GUNDAH HATI
By : Xavier
“Seandainya hukum alam tidak ada, aku akan
segera membunuh diriku sendiri,” gumam seseorang didekatku.
Aku memerhatikannya, mendengarkan ocehannya
yang tidak karuan tersebut. Rambutnya yang sebahu itu memberi kesan anak-anak
dimataku. Aku mulai berbicara kepadanya sesaat setelah dia selesai bergumam.
“Dan kalau hukum alam tidak ada, apa kamu
akan benar-benar ingin mati?”
Dia terdiam.
“Yahh.. entahlah. Lia sendiri?”
“Lahh, aku disini mendengar ocehanmu tentang
mati dan bunuh diri. Tentang kesakitanmu, tentu saja aku tidak akan berpikir
seperti itu meski hukum alam tidak ada.”
Aku terdiam, menatap wajahnya yang
benar-benar tidak mampu berekspresi. Dia terlihat dipenuhi keputus asaan, aku
benar-benar tidak menyukai pemandangan seperti itu. Aku kembali menatap langit
sambil mengangkat sebelah tanganku, membayangkannya mencapai langit.

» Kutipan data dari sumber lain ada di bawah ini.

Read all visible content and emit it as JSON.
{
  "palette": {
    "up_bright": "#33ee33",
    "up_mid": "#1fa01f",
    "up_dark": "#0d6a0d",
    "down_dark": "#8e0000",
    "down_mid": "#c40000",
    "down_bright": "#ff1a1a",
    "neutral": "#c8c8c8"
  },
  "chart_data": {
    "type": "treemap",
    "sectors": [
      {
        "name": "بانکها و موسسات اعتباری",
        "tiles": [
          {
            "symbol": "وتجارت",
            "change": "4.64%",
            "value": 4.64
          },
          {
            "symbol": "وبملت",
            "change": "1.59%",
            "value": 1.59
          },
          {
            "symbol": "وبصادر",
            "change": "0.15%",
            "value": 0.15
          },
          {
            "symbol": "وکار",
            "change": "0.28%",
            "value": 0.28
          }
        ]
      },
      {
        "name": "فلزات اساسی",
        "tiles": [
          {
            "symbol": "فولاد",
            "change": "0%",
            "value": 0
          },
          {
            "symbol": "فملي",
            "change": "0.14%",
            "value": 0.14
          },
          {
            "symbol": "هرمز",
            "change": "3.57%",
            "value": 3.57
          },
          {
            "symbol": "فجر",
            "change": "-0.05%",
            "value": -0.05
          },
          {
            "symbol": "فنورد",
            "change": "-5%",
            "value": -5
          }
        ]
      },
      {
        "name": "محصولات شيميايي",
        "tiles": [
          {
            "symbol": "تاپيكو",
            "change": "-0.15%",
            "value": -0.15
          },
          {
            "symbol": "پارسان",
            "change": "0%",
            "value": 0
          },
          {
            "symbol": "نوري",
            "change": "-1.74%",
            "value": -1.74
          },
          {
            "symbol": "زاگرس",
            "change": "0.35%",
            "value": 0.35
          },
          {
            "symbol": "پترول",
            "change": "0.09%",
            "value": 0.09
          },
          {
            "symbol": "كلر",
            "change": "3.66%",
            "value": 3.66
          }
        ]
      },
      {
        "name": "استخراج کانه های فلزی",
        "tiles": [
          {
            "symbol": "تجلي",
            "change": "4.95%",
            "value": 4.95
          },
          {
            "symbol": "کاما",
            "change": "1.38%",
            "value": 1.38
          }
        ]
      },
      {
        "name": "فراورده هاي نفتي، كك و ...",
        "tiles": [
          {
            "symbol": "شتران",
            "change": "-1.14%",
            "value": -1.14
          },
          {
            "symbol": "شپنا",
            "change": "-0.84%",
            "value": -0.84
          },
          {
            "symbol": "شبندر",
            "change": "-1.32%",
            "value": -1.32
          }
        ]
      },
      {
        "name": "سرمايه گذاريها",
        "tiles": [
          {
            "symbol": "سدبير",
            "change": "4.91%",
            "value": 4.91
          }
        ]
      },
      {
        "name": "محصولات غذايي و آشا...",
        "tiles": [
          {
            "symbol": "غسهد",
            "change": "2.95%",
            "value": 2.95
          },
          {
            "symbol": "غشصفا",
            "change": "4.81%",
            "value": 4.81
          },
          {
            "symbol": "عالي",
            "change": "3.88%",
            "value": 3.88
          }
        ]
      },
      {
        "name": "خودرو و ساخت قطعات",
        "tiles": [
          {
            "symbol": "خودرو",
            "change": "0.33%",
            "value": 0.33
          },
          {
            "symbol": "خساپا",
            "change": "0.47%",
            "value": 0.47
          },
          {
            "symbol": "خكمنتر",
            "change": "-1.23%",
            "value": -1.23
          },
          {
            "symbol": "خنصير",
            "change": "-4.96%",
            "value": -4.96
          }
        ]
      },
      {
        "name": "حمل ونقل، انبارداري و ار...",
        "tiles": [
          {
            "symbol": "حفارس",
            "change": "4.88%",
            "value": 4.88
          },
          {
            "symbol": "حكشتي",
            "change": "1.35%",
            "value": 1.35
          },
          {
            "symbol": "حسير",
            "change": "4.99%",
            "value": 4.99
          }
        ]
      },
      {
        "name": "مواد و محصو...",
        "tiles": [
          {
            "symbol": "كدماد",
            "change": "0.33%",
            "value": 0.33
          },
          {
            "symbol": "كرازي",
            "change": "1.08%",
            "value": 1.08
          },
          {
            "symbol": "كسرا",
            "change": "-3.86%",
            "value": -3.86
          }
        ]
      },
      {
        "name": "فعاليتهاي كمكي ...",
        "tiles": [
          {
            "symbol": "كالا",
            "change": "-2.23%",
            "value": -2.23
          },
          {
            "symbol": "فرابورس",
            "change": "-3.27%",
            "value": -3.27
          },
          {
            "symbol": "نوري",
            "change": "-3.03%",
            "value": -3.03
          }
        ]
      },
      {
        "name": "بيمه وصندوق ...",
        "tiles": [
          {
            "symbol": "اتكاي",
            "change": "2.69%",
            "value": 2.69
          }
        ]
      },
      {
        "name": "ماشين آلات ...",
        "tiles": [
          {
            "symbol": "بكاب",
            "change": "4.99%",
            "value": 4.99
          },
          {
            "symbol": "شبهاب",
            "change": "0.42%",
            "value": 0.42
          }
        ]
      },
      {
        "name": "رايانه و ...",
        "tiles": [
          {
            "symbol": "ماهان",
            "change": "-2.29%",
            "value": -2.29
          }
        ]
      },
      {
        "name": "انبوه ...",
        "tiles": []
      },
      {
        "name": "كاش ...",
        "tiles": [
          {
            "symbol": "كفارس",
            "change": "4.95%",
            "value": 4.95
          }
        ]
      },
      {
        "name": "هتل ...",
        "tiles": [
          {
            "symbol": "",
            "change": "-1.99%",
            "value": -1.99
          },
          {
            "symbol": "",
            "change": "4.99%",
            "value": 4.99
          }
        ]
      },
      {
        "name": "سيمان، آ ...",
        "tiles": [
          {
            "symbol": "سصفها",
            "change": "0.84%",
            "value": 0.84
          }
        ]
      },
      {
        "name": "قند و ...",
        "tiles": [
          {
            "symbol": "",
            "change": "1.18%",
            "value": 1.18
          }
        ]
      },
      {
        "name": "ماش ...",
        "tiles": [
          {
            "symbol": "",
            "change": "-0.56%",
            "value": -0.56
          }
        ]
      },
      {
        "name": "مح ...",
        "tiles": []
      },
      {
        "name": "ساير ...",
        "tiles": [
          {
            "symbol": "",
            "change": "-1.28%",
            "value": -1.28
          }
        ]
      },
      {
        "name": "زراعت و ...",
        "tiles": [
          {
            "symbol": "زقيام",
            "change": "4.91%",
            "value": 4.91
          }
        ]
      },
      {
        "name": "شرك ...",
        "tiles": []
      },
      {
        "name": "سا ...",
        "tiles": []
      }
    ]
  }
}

“Kalau kamu kira dunia ini tidak baik, kamu
tentu benar. Tapi bukannya aku memaksamu untuk tidak berpikir seperti itu. Aku mengerti
semua perasaanmu, tanpa kamu jelaskan pun aku sudah mengetahuinya-,”

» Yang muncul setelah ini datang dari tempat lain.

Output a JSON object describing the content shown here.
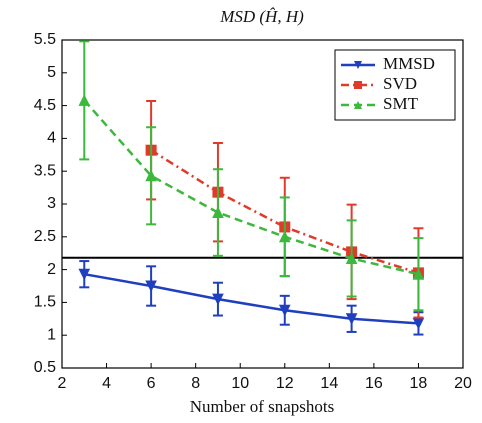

“Aku tidak mengerti !” potongnya.
Aku menghela napas dan menghadapkan telapak
tanganku kearah wajahku dan berkata, “Coba kau dengan Inochi ni Kirawarete iru atau juga kumpulan lagunya Mafumafu, kamu akan mengerti aku kenapa
aku berkata seperti itu.” Dia seperti yang enggan mengetahui masalahku, enggan
mengetahui tentang perasaanku. Aku memasang wajah datar, pandangan kosong.

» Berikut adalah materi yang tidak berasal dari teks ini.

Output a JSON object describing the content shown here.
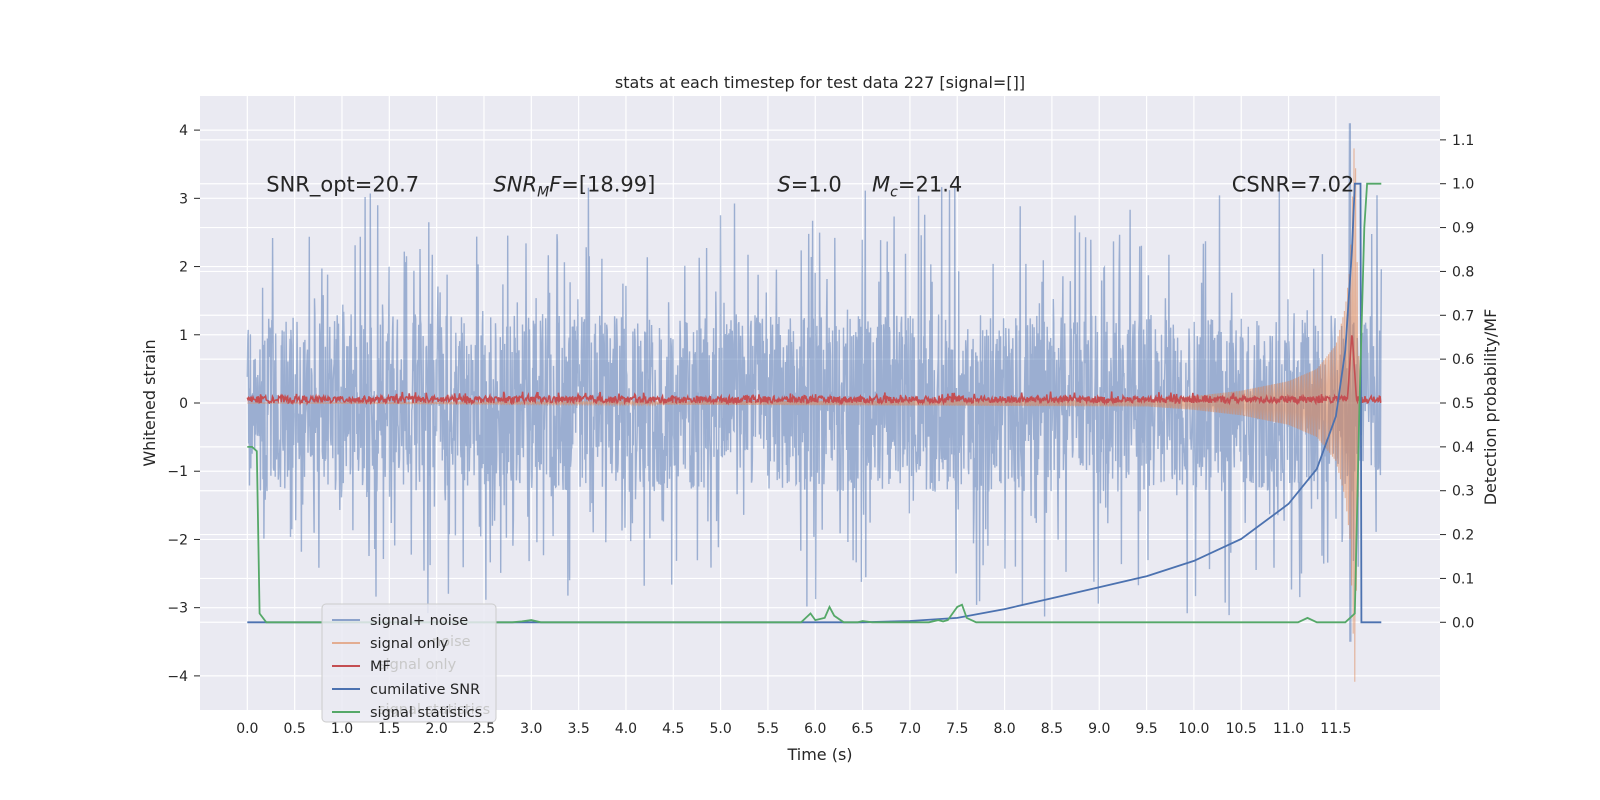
{
  "chart_data": {
    "type": "line",
    "title": "stats at each timestep for test data 227 [signal=[]]",
    "xlabel": "Time (s)",
    "ylabel_left": "Whitened strain",
    "ylabel_right": "Detection probability/MF",
    "xlim": [
      -0.5,
      12.6
    ],
    "ylim_left": [
      -4.5,
      4.5
    ],
    "ylim_right": [
      -0.2,
      1.2
    ],
    "x_ticks": [
      "0.0",
      "0.5",
      "1.0",
      "1.5",
      "2.0",
      "2.5",
      "3.0",
      "3.5",
      "4.0",
      "4.5",
      "5.0",
      "5.5",
      "6.0",
      "6.5",
      "7.0",
      "7.5",
      "8.0",
      "8.5",
      "9.0",
      "9.5",
      "10.0",
      "10.5",
      "11.0",
      "11.5"
    ],
    "y_ticks_left": [
      "−4",
      "−3",
      "−2",
      "−1",
      "0",
      "1",
      "2",
      "3",
      "4"
    ],
    "y_ticks_right": [
      "0.0",
      "0.1",
      "0.2",
      "0.3",
      "0.4",
      "0.5",
      "0.6",
      "0.7",
      "0.8",
      "0.9",
      "1.0",
      "1.1"
    ],
    "grid": true,
    "legend_position": "lower-left",
    "annotations": [
      {
        "text": "SNR_opt=20.7",
        "x": 0.2,
        "y": 3.2
      },
      {
        "text": "SNR",
        "sub": "M",
        "suffix": "F=[18.99]",
        "x": 2.6,
        "y": 3.2
      },
      {
        "text": "S",
        "suffix": "=1.0",
        "x": 5.6,
        "y": 3.2
      },
      {
        "text": "M",
        "sub": "c",
        "suffix": "=21.4",
        "x": 6.6,
        "y": 3.2
      },
      {
        "text": "CSNR=7.02",
        "x": 10.4,
        "y": 3.2
      }
    ],
    "series": [
      {
        "name": "signal+ noise",
        "color": "#4c72b0",
        "axis": "left",
        "note": "noisy whitened strain, range approx -3.5 to 4.1, peak near t=11.65",
        "envelope": {
          "x": [
            0.0,
            11.65,
            11.98
          ],
          "core": 1.3,
          "peak_high": 4.1,
          "peak_low": -3.5
        }
      },
      {
        "name": "signal only",
        "color": "#dd8452",
        "axis": "left",
        "x": [
          9.5,
          10.0,
          10.5,
          11.0,
          11.3,
          11.5,
          11.6,
          11.65,
          11.7,
          11.75
        ],
        "amplitude": [
          0.05,
          0.1,
          0.18,
          0.32,
          0.5,
          0.85,
          1.4,
          2.0,
          4.1,
          0.0
        ]
      },
      {
        "name": "MF",
        "color": "#c44e52",
        "axis": "left",
        "x": [
          0.0,
          11.6,
          11.67,
          11.72,
          11.98
        ],
        "y": [
          0.05,
          0.05,
          1.05,
          0.05,
          0.05
        ]
      },
      {
        "name": "cumilative SNR",
        "color": "#4c72b0",
        "axis": "right",
        "x": [
          0.0,
          6.0,
          6.5,
          7.0,
          7.5,
          8.0,
          8.5,
          9.0,
          9.5,
          10.0,
          10.5,
          11.0,
          11.3,
          11.5,
          11.6,
          11.67,
          11.7,
          11.76,
          11.77,
          11.98
        ],
        "y": [
          0.0,
          0.0,
          0.0,
          0.003,
          0.01,
          0.03,
          0.055,
          0.08,
          0.105,
          0.14,
          0.19,
          0.27,
          0.35,
          0.47,
          0.62,
          0.85,
          1.0,
          1.0,
          0.0,
          0.0
        ]
      },
      {
        "name": "signal statistics",
        "color": "#55a868",
        "axis": "right",
        "x": [
          0.0,
          0.05,
          0.1,
          0.13,
          0.2,
          0.5,
          2.8,
          2.9,
          3.0,
          3.1,
          5.85,
          5.9,
          5.95,
          6.0,
          6.1,
          6.15,
          6.2,
          6.3,
          6.45,
          6.5,
          6.6,
          7.2,
          7.3,
          7.35,
          7.4,
          7.5,
          7.55,
          7.6,
          7.7,
          8.0,
          11.1,
          11.2,
          11.3,
          11.6,
          11.7,
          11.75,
          11.8,
          11.83,
          11.98
        ],
        "y": [
          0.4,
          0.4,
          0.39,
          0.02,
          0.0,
          0.0,
          0.0,
          0.002,
          0.005,
          0.0,
          0.0,
          0.01,
          0.02,
          0.005,
          0.01,
          0.035,
          0.015,
          0.0,
          0.0,
          0.003,
          0.0,
          0.0,
          0.005,
          0.002,
          0.005,
          0.035,
          0.04,
          0.01,
          0.0,
          0.0,
          0.0,
          0.01,
          0.0,
          0.0,
          0.02,
          0.5,
          0.9,
          1.0,
          1.0
        ]
      }
    ],
    "legend": [
      "signal+ noise",
      "signal only",
      "MF",
      "cumilative SNR",
      "signal statistics"
    ],
    "legend_ghost": [
      "noise",
      "signal only",
      "signal statistics"
    ]
  }
}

“Biarkan aku sendiri, sebentar saja” bisikku.
Lalu dia pergi dari hadapanku, dengan hatiku yang khawatir, takut dan tidak
bisa tergambarkan. Aku merasakan kekecewaan paling menyakitkan, aku merasakan
rasa sakit yang luar biasa. Aku menangisi diriku, lalu berusaha kembali seperti
dulu.
Dia pergi, tanpa meninggalkan jejak yang
pasti. Aku ingin mencarinya, namun sayang hatiku belum siap untuk jujur padanya
tentang perasaan diriku. Aku membiarkannya, berpikir sejenak.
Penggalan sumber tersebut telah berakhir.